The death of her father and the past he embodies frees Magda, she thinks, to go beyond the patriarchal system to establish new relationships with Hendrik and Anna.  Yet the difficulties that she has with disposing of her father’s body and the assistance she must have from Hendrik reveal that the burden of the patriarchal system is not so easily removed.  Even before her father’s death, Magda had begun to search for humanity in the desert of her life by turning toward the two black servants.  Her initial interest takes the form of numerous imaginative journeys into their lives…despite these imaginative forays however, she feels stymied in her attempts to achieve connection and relationship (100).

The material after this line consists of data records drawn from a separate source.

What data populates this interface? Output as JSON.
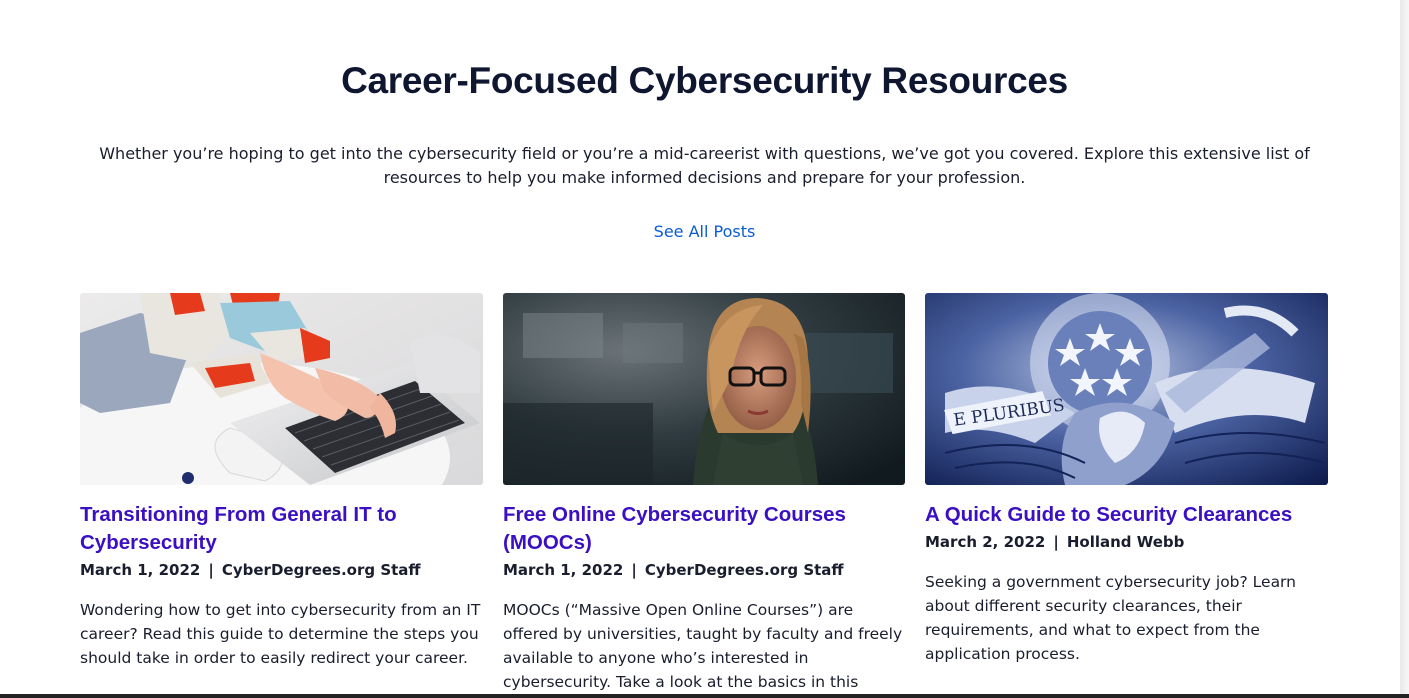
{
  "section": {
    "title": "Career-Focused Cybersecurity Resources",
    "intro": "Whether you’re hoping to get into the cybersecurity field or you’re a mid-careerist with questions, we’ve got you covered. Explore this extensive list of resources to help you make informed decisions and prepare for your profession.",
    "see_all_label": "See All Posts"
  },
  "cards": [
    {
      "title": "Transitioning From General IT to Cybersecurity",
      "date": "March 1, 2022",
      "separator": "|",
      "author": "CyberDegrees.org Staff",
      "excerpt": "Wondering how to get into cybersecurity from an IT career? Read this guide to determine the steps you should take in order to easily redirect your career.",
      "image": "laptop-typing-image"
    },
    {
      "title": "Free Online Cybersecurity Courses (MOOCs)",
      "date": "March 1, 2022",
      "separator": "|",
      "author": "CyberDegrees.org Staff",
      "excerpt": "MOOCs (“Massive Open Online Courses”) are offered by universities, taught by faculty and freely available to anyone who’s interested in cybersecurity. Take a look at the basics in this guide.",
      "image": "woman-at-screen-image"
    },
    {
      "title": "A Quick Guide to Security Clearances",
      "date": "March 2, 2022",
      "separator": "|",
      "author": "Holland Webb",
      "excerpt": "Seeking a government cybersecurity job? Learn about different security clearances, their requirements, and what to expect from the application process.",
      "image": "eagle-seal-image",
      "image_text": "E PLURIBUS"
    }
  ],
  "colors": {
    "title": "#0e1630",
    "link": "#0a5cd5",
    "card_title": "#3b0fc2",
    "text": "#1a1d2e"
  }
}
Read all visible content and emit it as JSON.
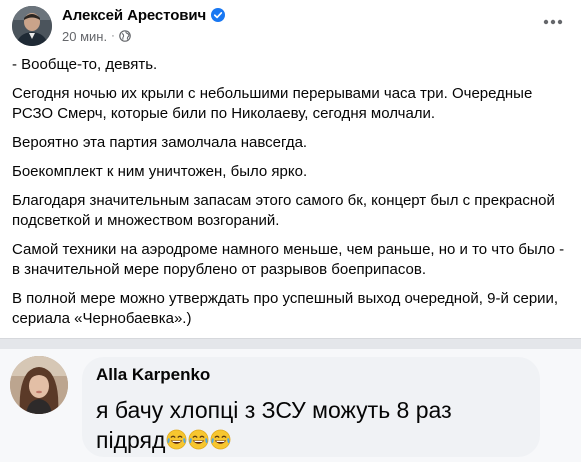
{
  "post": {
    "author": "Алексей Арестович",
    "time": "20 мин.",
    "separator": "·",
    "paragraphs": [
      "- Вообще-то, девять.",
      "Сегодня ночью их крыли с небольшими перерывами часа три. Очередные РСЗО Смерч, которые били по Николаеву, сегодня молчали.",
      "Вероятно эта партия замолчала навсегда.",
      "Боекомплект к ним уничтожен, было ярко.",
      "Благодаря значительным запасам этого самого бк, концерт был с прекрасной подсветкой и множеством возгораний.",
      "Самой техники на аэродроме намного меньше, чем раньше, но и то что было - в значительной мере порублено от разрывов боеприпасов.",
      "В полной мере можно утверждать про успешный выход очередной, 9-й серии, сериала «Чернобаевка».)"
    ],
    "icons": {
      "verified": "verified-badge-icon",
      "audience": "globe-icon",
      "more": "more-options-icon"
    }
  },
  "comment": {
    "author": "Alla Karpenko",
    "text": "я бачу хлопці з ЗСУ можуть 8 раз підряд",
    "emoji": [
      "😂",
      "😂",
      "😂"
    ]
  },
  "colors": {
    "accent": "#1877f2",
    "secondary_text": "#65676b",
    "bubble": "#f0f2f5",
    "separator": "#e4e6ea"
  }
}
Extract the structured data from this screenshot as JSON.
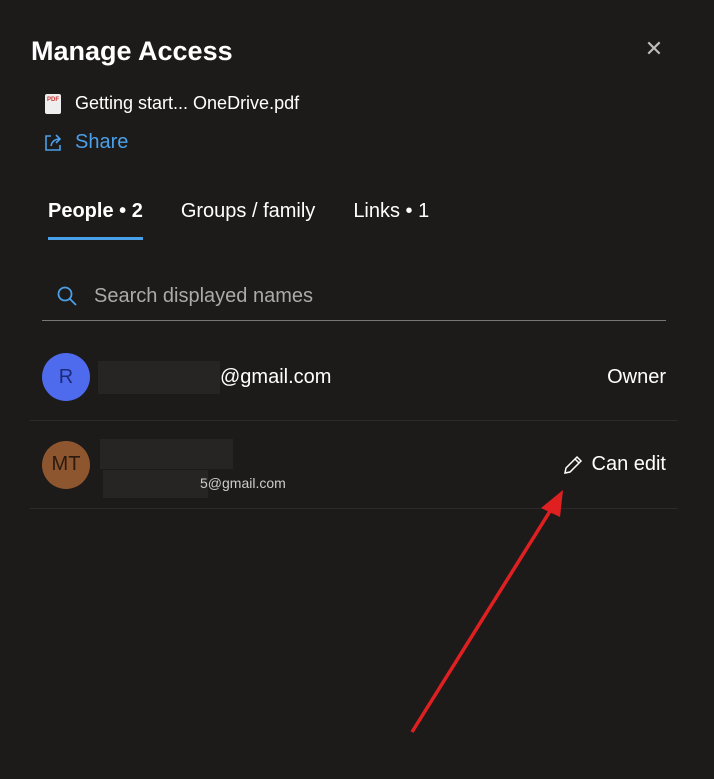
{
  "title": "Manage Access",
  "file_name": "Getting start... OneDrive.pdf",
  "share_label": "Share",
  "tabs": [
    {
      "label": "People • 2"
    },
    {
      "label": "Groups / family"
    },
    {
      "label": "Links • 1"
    }
  ],
  "search_placeholder": "Search displayed names",
  "people": [
    {
      "initials": "R",
      "email_suffix": "@gmail.com",
      "role": "Owner",
      "color": "#4f6bed"
    },
    {
      "initials": "MT",
      "email_suffix": "5@gmail.com",
      "role": "Can edit",
      "color": "#8e562e"
    }
  ],
  "annotation_color": "#e02020"
}
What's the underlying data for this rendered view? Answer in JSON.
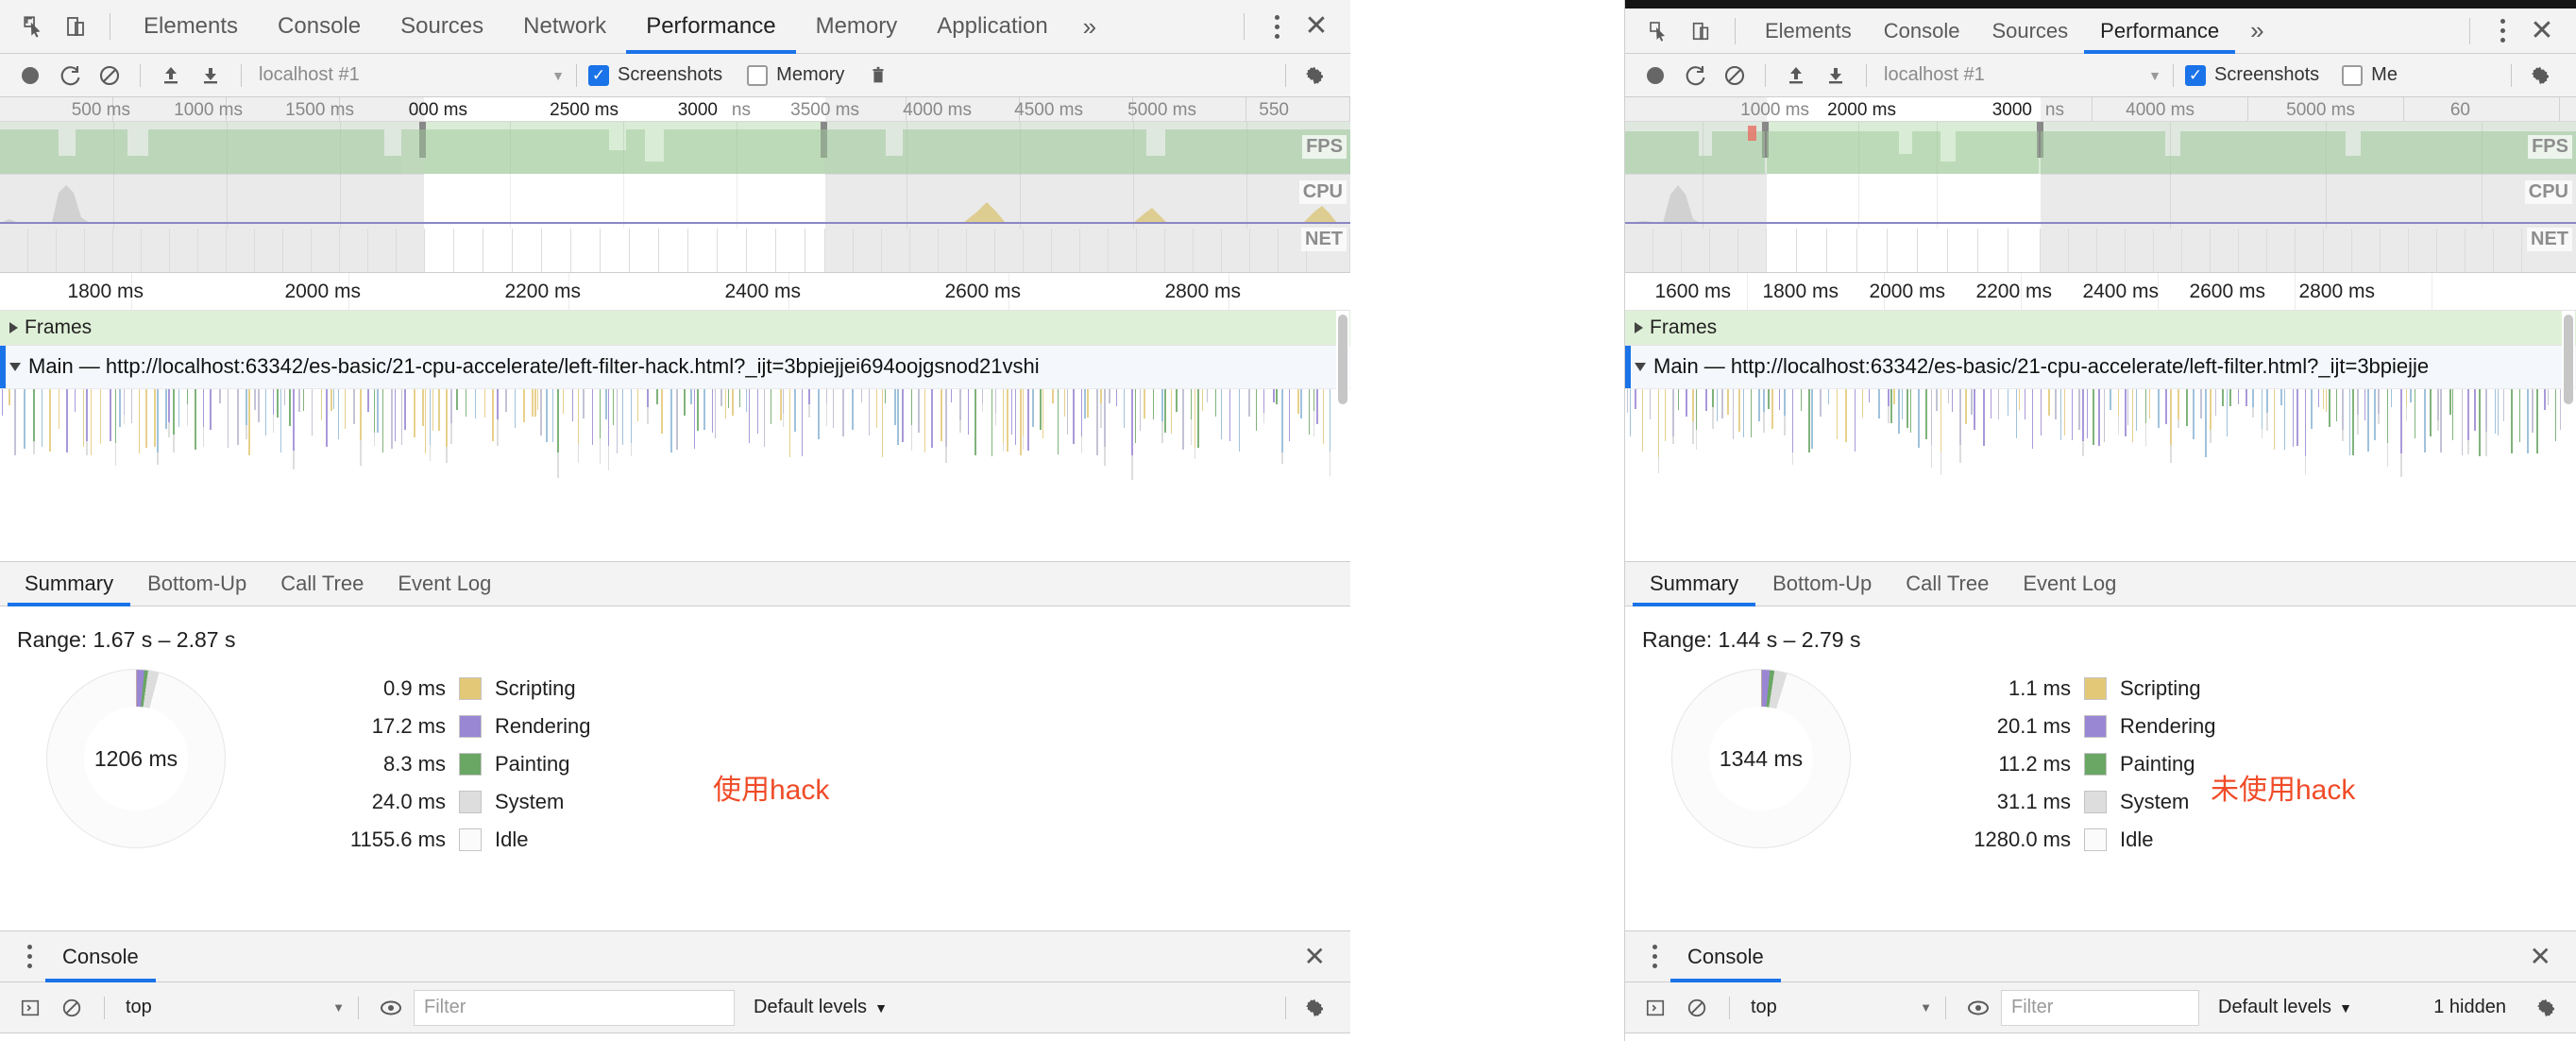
{
  "left": {
    "tabbar": {
      "inspect_icon": "inspect-cursor-icon",
      "device_icon": "device-toolbar-icon",
      "tabs": [
        {
          "label": "Elements",
          "active": false
        },
        {
          "label": "Console",
          "active": false
        },
        {
          "label": "Sources",
          "active": false
        },
        {
          "label": "Network",
          "active": false
        },
        {
          "label": "Performance",
          "active": true
        },
        {
          "label": "Memory",
          "active": false
        },
        {
          "label": "Application",
          "active": false
        }
      ],
      "more_label": "»",
      "menu_icon": "kebab-menu-icon",
      "close_label": "✕"
    },
    "controls": {
      "record_icon": "record-circle-icon",
      "reload_icon": "reload-record-icon",
      "clear_icon": "clear-icon",
      "load_icon": "load-profile-icon",
      "save_icon": "save-profile-icon",
      "session_value": "localhost #1",
      "session_arrow": "▼",
      "screenshots_label": "Screenshots",
      "screenshots_checked": true,
      "memory_label": "Memory",
      "memory_checked": false,
      "trash_icon": "trash-icon",
      "settings_icon": "gear-icon"
    },
    "overview_ruler": {
      "ticks": [
        "500 ms",
        "1000 ms",
        "1500 ms",
        "000 ms",
        "2500 ms",
        "3000",
        "ns",
        "3500 ms",
        "4000 ms",
        "4500 ms",
        "5000 ms",
        "550"
      ],
      "highlighted": [
        "000 ms",
        "2500 ms",
        "3000"
      ]
    },
    "overview": {
      "fps_label": "FPS",
      "cpu_label": "CPU",
      "net_label": "NET"
    },
    "detail_ruler": {
      "ticks": [
        "1800 ms",
        "2000 ms",
        "2200 ms",
        "2400 ms",
        "2600 ms",
        "2800 ms"
      ]
    },
    "tracks": {
      "frames_label": "Frames",
      "main_label": "Main — http://localhost:63342/es-basic/21-cpu-accelerate/left-filter-hack.html?_ijt=3bpiejjei694oojgsnod21vshi"
    },
    "bottom_tabs": [
      {
        "label": "Summary",
        "active": true
      },
      {
        "label": "Bottom-Up",
        "active": false
      },
      {
        "label": "Call Tree",
        "active": false
      },
      {
        "label": "Event Log",
        "active": false
      }
    ],
    "summary": {
      "range": "Range: 1.67 s – 2.87 s",
      "total": "1206 ms",
      "annotation": "使用hack",
      "annotation_color": "#f04b28"
    },
    "console": {
      "tab_label": "Console",
      "close_label": "✕",
      "sidebar_icon": "console-sidebar-icon",
      "clear_icon": "clear-console-icon",
      "context_value": "top",
      "context_arrow": "▼",
      "eye_icon": "live-expression-icon",
      "filter_placeholder": "Filter",
      "levels_label": "Default levels",
      "levels_arrow": "▼",
      "settings_icon": "gear-icon",
      "hidden_label": ""
    },
    "chart_data": {
      "type": "pie",
      "title": "Performance Summary — 使用hack",
      "center_label": "1206 ms",
      "total_ms": 1206,
      "range_label": "Range: 1.67 s – 2.87 s",
      "legend_position": "right",
      "categories": [
        "Scripting",
        "Rendering",
        "Painting",
        "System",
        "Idle"
      ],
      "values": [
        0.9,
        17.2,
        8.3,
        24.0,
        1155.6
      ],
      "value_labels": [
        "0.9 ms",
        "17.2 ms",
        "8.3 ms",
        "24.0 ms",
        "1155.6 ms"
      ],
      "colors": [
        "#e3c878",
        "#9a87d4",
        "#6aa664",
        "#dddddd",
        "#fbfbfb"
      ],
      "unit": "ms"
    }
  },
  "right": {
    "tabbar": {
      "inspect_icon": "inspect-cursor-icon",
      "device_icon": "device-toolbar-icon",
      "tabs": [
        {
          "label": "Elements",
          "active": false
        },
        {
          "label": "Console",
          "active": false
        },
        {
          "label": "Sources",
          "active": false
        },
        {
          "label": "Performance",
          "active": true
        }
      ],
      "more_label": "»",
      "menu_icon": "kebab-menu-icon",
      "close_label": "✕"
    },
    "controls": {
      "session_value": "localhost #1",
      "session_arrow": "▼",
      "screenshots_label": "Screenshots",
      "screenshots_checked": true,
      "memory_label": "Me",
      "memory_checked": false,
      "settings_icon": "gear-icon"
    },
    "overview_ruler": {
      "ticks": [
        "1000 ms",
        "2000 ms",
        "3000",
        "ns",
        "4000 ms",
        "5000 ms",
        "60"
      ],
      "highlighted": [
        "2000 ms",
        "3000"
      ]
    },
    "overview": {
      "fps_label": "FPS",
      "cpu_label": "CPU",
      "net_label": "NET"
    },
    "detail_ruler": {
      "ticks": [
        "1600 ms",
        "1800 ms",
        "2000 ms",
        "2200 ms",
        "2400 ms",
        "2600 ms",
        "2800 ms"
      ]
    },
    "tracks": {
      "frames_label": "Frames",
      "main_label": "Main — http://localhost:63342/es-basic/21-cpu-accelerate/left-filter.html?_ijt=3bpiejje"
    },
    "bottom_tabs": [
      {
        "label": "Summary",
        "active": true
      },
      {
        "label": "Bottom-Up",
        "active": false
      },
      {
        "label": "Call Tree",
        "active": false
      },
      {
        "label": "Event Log",
        "active": false
      }
    ],
    "summary": {
      "range": "Range: 1.44 s – 2.79 s",
      "total": "1344 ms",
      "annotation": "未使用hack",
      "annotation_color": "#f04b28"
    },
    "console": {
      "tab_label": "Console",
      "close_label": "✕",
      "context_value": "top",
      "context_arrow": "▼",
      "filter_placeholder": "Filter",
      "levels_label": "Default levels",
      "levels_arrow": "▼",
      "hidden_label": "1 hidden",
      "settings_icon": "gear-icon"
    },
    "chart_data": {
      "type": "pie",
      "title": "Performance Summary — 未使用hack",
      "center_label": "1344 ms",
      "total_ms": 1344,
      "range_label": "Range: 1.44 s – 2.79 s",
      "legend_position": "right",
      "categories": [
        "Scripting",
        "Rendering",
        "Painting",
        "System",
        "Idle"
      ],
      "values": [
        1.1,
        20.1,
        11.2,
        31.1,
        1280.0
      ],
      "value_labels": [
        "1.1 ms",
        "20.1 ms",
        "11.2 ms",
        "31.1 ms",
        "1280.0 ms"
      ],
      "colors": [
        "#e3c878",
        "#9a87d4",
        "#6aa664",
        "#dddddd",
        "#fbfbfb"
      ],
      "unit": "ms"
    }
  }
}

Thus, Magda’s story is often conflicted between whether she can or cannot survive despite patriarchy.  As much as she wishes to be in a world where it is possible, it appears to be convoluted.  Magda imagines a world where she can dispose of her father, and live happily alongside Hendrik and Anna.  Yet, Hendrik perpetuates a patriarchal system, demanding money for the work he has done (Gallagher 94).  When she cannot supply the money, he attempts and succeeds in claiming her body against her will.  As Gallagher claims

“Clothed in the outward garb of the master, wielding the weapon of the male organ, Hendrik has become the new father who rules the farm.  His history of economic and cultural deprivation and the perverted structure in which he lives do not allow him to escape the master/slave relationship. Magda acquiesces to his new role, longing to believe that it is the path to the intimacy for which she has been searching…Magda believes that an individual act of the will is sufficient to escape the history that confines them all…However, Magda cannot escape her existence as a social being: she remains a part of a people, trapped by that social role” ( 101).

Thus masculinity, in regards to Magda is a sometimes-primary socio-political theme within the theme of In the Heart of the Country.  Within the text gender is often problemitized through Magda’s imagined life versus real life as described in her narrative structure, her relationships that are forced on her by the men in her life (both her father and Hendrik), and the ways in which gender is depicted as a part of the larger racial picture of colonial South Africa.  As the scholarship of Gallagher and Atwell show Magda is both empowered and subjugated to the socio-political theme of patriarchy within the text.  She, at times, is able to succeed only to be silenced by the very same forces moments later.